Case 2: RRSP versus High Yield Canadian Dividend Stock

Dividends from Canadian corporations are very favourably taxed. Someone with a $50k/year employment income would ordinarily pay only about 8% tax on dividend payments versus a 36% marginal tax rate, due to the very favourable Federal dividend tax credit. When you invest in an RRSP the money you withdraw is taxed at your marginal tax rate in retirement--you don't benefit from the dividend tax credit. Wouldn't it be better to invest outside an RRSP to gain access to the dividend tax credit?

No!

Once again, you pay the income tax either way. The dividend tax, as small as it may be, represents double taxation. The RRSP will beat the non-RRSP investment by the 8% (or whatever) dividend tax you pay.
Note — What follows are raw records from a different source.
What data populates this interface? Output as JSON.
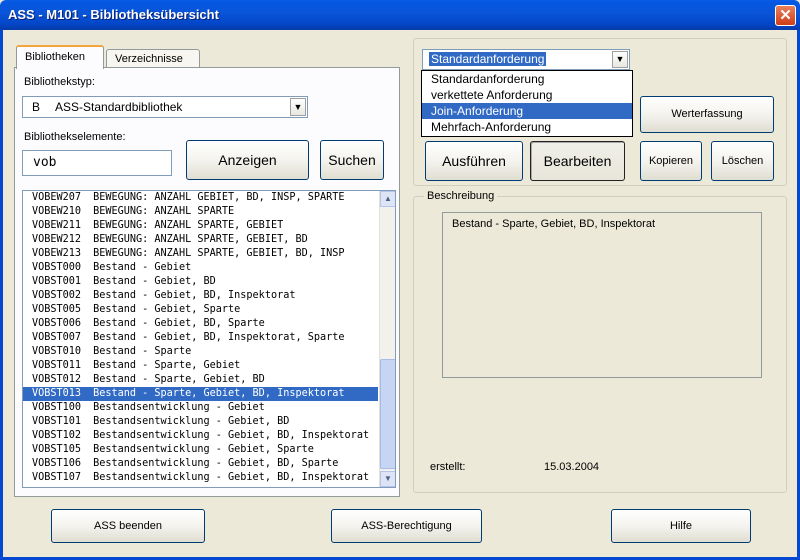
{
  "window": {
    "title": "ASS - M101 - Bibliotheksübersicht",
    "close_glyph": "✕"
  },
  "tabs": [
    {
      "label": "Bibliotheken",
      "active": true
    },
    {
      "label": "Verzeichnisse",
      "active": false
    }
  ],
  "library_type": {
    "label": "Bibliothekstyp:",
    "code": "B",
    "value": "ASS-Standardbibliothek"
  },
  "library_elements": {
    "label": "Bibliothekselemente:",
    "search_value": "vob"
  },
  "buttons": {
    "anzeigen": "Anzeigen",
    "suchen": "Suchen",
    "ausfuehren": "Ausführen",
    "bearbeiten": "Bearbeiten",
    "werterfassung": "Werterfassung",
    "kopieren": "Kopieren",
    "loeschen": "Löschen",
    "ass_beenden": "ASS beenden",
    "ass_berechtigung": "ASS-Berechtigung",
    "hilfe": "Hilfe"
  },
  "list_items": [
    {
      "code": "VOBEW207",
      "desc": "BEWEGUNG: ANZAHL GEBIET, BD, INSP, SPARTE"
    },
    {
      "code": "VOBEW210",
      "desc": "BEWEGUNG: ANZAHL SPARTE"
    },
    {
      "code": "VOBEW211",
      "desc": "BEWEGUNG: ANZAHL SPARTE, GEBIET"
    },
    {
      "code": "VOBEW212",
      "desc": "BEWEGUNG: ANZAHL SPARTE, GEBIET, BD"
    },
    {
      "code": "VOBEW213",
      "desc": "BEWEGUNG: ANZAHL SPARTE, GEBIET, BD, INSP"
    },
    {
      "code": "VOBST000",
      "desc": "Bestand - Gebiet"
    },
    {
      "code": "VOBST001",
      "desc": "Bestand - Gebiet, BD"
    },
    {
      "code": "VOBST002",
      "desc": "Bestand - Gebiet, BD, Inspektorat"
    },
    {
      "code": "VOBST005",
      "desc": "Bestand - Gebiet, Sparte"
    },
    {
      "code": "VOBST006",
      "desc": "Bestand - Gebiet, BD, Sparte"
    },
    {
      "code": "VOBST007",
      "desc": "Bestand - Gebiet, BD, Inspektorat, Sparte"
    },
    {
      "code": "VOBST010",
      "desc": "Bestand - Sparte"
    },
    {
      "code": "VOBST011",
      "desc": "Bestand - Sparte, Gebiet"
    },
    {
      "code": "VOBST012",
      "desc": "Bestand - Sparte, Gebiet, BD"
    },
    {
      "code": "VOBST013",
      "desc": "Bestand - Sparte, Gebiet, BD, Inspektorat",
      "selected": true
    },
    {
      "code": "VOBST100",
      "desc": "Bestandsentwicklung - Gebiet"
    },
    {
      "code": "VOBST101",
      "desc": "Bestandsentwicklung - Gebiet, BD"
    },
    {
      "code": "VOBST102",
      "desc": "Bestandsentwicklung - Gebiet, BD, Inspektorat"
    },
    {
      "code": "VOBST105",
      "desc": "Bestandsentwicklung - Gebiet, Sparte"
    },
    {
      "code": "VOBST106",
      "desc": "Bestandsentwicklung - Gebiet, BD, Sparte"
    },
    {
      "code": "VOBST107",
      "desc": "Bestandsentwicklung - Gebiet, BD, Inspektorat"
    }
  ],
  "request_type": {
    "value": "Standardanforderung",
    "options": [
      {
        "label": "Standardanforderung",
        "selected": false
      },
      {
        "label": "verkettete Anforderung",
        "selected": false
      },
      {
        "label": "Join-Anforderung",
        "selected": true
      },
      {
        "label": "Mehrfach-Anforderung",
        "selected": false
      }
    ]
  },
  "description": {
    "caption": "Beschreibung",
    "text": "Bestand - Sparte, Gebiet, BD, Inspektorat",
    "created_label": "erstellt:",
    "created_date": "15.03.2004"
  },
  "icons": {
    "dropdown": "▼",
    "scroll_up": "▲",
    "scroll_down": "▼"
  }
}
Let's calculate it, for an equity that returns all of its revenue as a 10% dividend (it might be a preferred share), assuming the dividends are re-invested: RRSP:
$1000 pre-tax to invest becomes a $1000 RRSP contribution.
Over 15 years it grows to 1.1^15 * $1000 = $4177.
You withdraw it and pay $4177 * 36% = $1503.81 in tax.
You have $2673.44 to spend.

Non-Registered:
$1000 pre-tax income incurs $1000 * 36% = $360 in income tax.
The after tax yield on the 10% dividend taxed at 8% is 9.2%
Your investment grows to $640 * 1.092^15 =$2396.18
You have $2396.18 to spend
So for Canadian dividend company, we also need to put them in RRSP.

In a short, RRSP is better.

It seems that you should not contribute RRSP when you are in a lower tax bracket when you expect you have a higher tax bracket when you retired.

In addition, too much RRSP will reduce the Old Age Security and Guaranteed Income Supplement.